Cage’s strength as an artist has always resided not simply in his weirdness but in his ability to move effortlessly between different modes. This versatility anchors the greatest performance of his career, in Spike Jonze and Charlie Kaufman’s “Adaptation” (2002). In the years leading up to the film, Cage had become Hollywood’s go-to man for broken, tormented souls, in films such as “Bringing Out the Dead.” In “Adaptation,” he got the chance to lampoon this image and embrace it at the same time, playing identical twins Charlie and Donald Kaufman and acting both halves of many scenes at once, opposite a body double. Although the point of the film is that Charles and Donald are really two sides of the same person, Cage makes each feel like a fully realized character, with a distinct personality, voice, and physicality. Charles is all neurosis and shame, hunched over, face frozen in a rictus of repulsion at his own existence, worried constantly about rejection. Donald is guileless, joyous, without inhibition. Their scenes together are, like many of Cage’s other experiments, thrillingly alive and peculiar.

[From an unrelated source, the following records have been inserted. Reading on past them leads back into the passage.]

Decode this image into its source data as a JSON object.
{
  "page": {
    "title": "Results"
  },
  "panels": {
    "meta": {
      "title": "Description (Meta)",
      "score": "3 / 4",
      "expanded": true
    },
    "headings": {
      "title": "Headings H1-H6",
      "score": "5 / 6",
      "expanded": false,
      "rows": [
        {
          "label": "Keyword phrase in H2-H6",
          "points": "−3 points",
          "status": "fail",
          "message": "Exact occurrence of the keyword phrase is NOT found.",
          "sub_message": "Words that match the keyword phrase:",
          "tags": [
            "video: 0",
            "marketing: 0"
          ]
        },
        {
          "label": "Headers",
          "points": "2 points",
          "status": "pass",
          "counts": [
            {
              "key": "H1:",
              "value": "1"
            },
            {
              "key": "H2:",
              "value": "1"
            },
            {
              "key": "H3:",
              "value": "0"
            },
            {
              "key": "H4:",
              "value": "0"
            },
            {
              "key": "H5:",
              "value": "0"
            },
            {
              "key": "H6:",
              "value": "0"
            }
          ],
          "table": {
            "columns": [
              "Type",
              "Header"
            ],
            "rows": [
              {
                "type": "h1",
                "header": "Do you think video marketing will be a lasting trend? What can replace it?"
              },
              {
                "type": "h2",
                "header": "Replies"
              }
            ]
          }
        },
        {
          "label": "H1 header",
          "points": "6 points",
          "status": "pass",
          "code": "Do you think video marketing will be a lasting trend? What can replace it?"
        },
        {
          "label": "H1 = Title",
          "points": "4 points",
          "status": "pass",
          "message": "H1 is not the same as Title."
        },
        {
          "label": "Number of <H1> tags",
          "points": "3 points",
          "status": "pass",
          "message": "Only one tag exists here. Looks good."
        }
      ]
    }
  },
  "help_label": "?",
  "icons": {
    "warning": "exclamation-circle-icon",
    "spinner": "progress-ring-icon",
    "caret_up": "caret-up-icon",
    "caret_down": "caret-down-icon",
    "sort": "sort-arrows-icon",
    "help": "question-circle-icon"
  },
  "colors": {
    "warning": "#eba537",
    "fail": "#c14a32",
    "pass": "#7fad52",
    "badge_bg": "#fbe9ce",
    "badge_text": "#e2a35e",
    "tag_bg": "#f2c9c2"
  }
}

Meme-ification covered up the protean quality of Cage’s work, making it appear simultaneously weirder and less interesting, in much the same way that algorithms deliver us songs that sound exactly like songs we already know rather than risk exposing us to the new. For all its lampooning of male ego, “Dream Scenario” ’s real target is the way that the Web has caught us all, has shrunk our complexities into a commodity, something to be briefly loved and then discarded as loathsome when it is no longer useful. Great realistic acting combats this dehumanization by transcending the self and becoming the character, holding out the hope that we can all transcend ourselves, too, if only for a couple of hours. Nicolas Cage’s acting holds out a different hope: that we are all richer and stranger than we might think, or that the world can see.